ライルは、「ほぉー!」と言いながら頭をかいて、

「セレスはタイミングが非常に良いね~僕もこれからルキソに行かなくてはならなくてね。副郵便局長にしばらく郵便局の運営を任せていた所だったんだよ。」

ルキソと言うのは、主にルキソミュフィア出身の人が言う国名を短縮した呼び名で、メルヴィ・メルヴィレッジ人が国名を短縮してメルヴィレッジとだけ言っているのと同じだ。

ルキソミュフィアには、蒼壁の大陸に生き残っている殆どの銀狼族が身を寄せている国と言う事で、ライルも基本的な本拠地をルキソミュフィアに置いていた。

ルキソミュフィアに行かなければならない理由は多分、ニーアーライルが言っていた「ソルフゲイルとの戦争」の加勢の為なんだろうとセレスは思ったが、思った所までにしておいた。

この事を誰かの口から聞くとしたら多分、ルキソミュフィアに国籍を置く者からだけだろうと思った。

「そうなんだ、やっぱりね。その辺は昨日ニーアーライルから少し事情を聞いていてね、少しだけなら分かるよ。アタシも加勢に行きたい所だけど守護者は基本的に移動が難しいからね、だからこの守護者の権限を元の本来の守護者に還そうと思って、それでアルメイレに行く必要があるんだ。」

セレスは、自分がアルメイレに行く理由をライルに説明した。

ライルはまた、「ほーーっ!」とか言いながら聞いていたが、最後の方は「なるほどね」と言って頷いていた。

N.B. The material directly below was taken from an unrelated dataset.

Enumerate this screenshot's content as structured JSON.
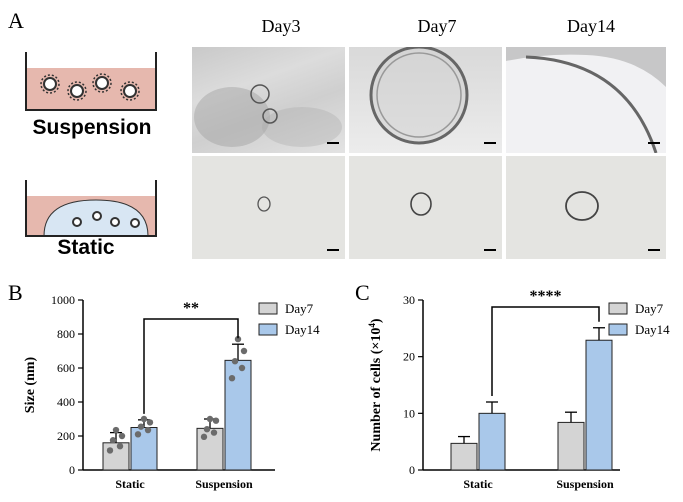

「そう言う事なら僕の力を貸そう。な~にアルメイレなんてすぐ隣の国、一瞬で着いてしまうよ。場所はどこでも良いんだっけ?更に簡単な仕事だね。セレスが守護者じゃなくなるのはサミシイけど、自由に動ける様になってルキソに来てくれるのなら大歓迎だよ!」

と言って喜んだ。

「話が早くて助かるよ!じゃあ、早速飛んで欲しいんだが~・・・ライルの用事は大丈夫なのか?」

セレスは自分の要請がすんなり受け入れられた事に安堵しつつ、ライルの予定を確認する。

ライルは、

「大丈夫、僕の用事はもう済んでるからね、あとは本当にルキソに飛ぶだけだったんだよ。」

と言って笑った。



 郵便局の裏手の少し開けた広場の様な所に出た二人は、まずセレスがライルの手を取り、ライルはセレスの肩に手を置いた。

そして。

「いいかい?行くよセレス?」

とライルがセレスに最後の確認をすると、

「大丈夫だ、任せたライル!」

セレスはそう答えて大きく頷いた。

その瞬間!

2人は広場から一瞬にして消えた。

2人の飛ぶ様子を見に来ていたクレモストナカの民衆の目の前で、瞬く間に2人は消えた。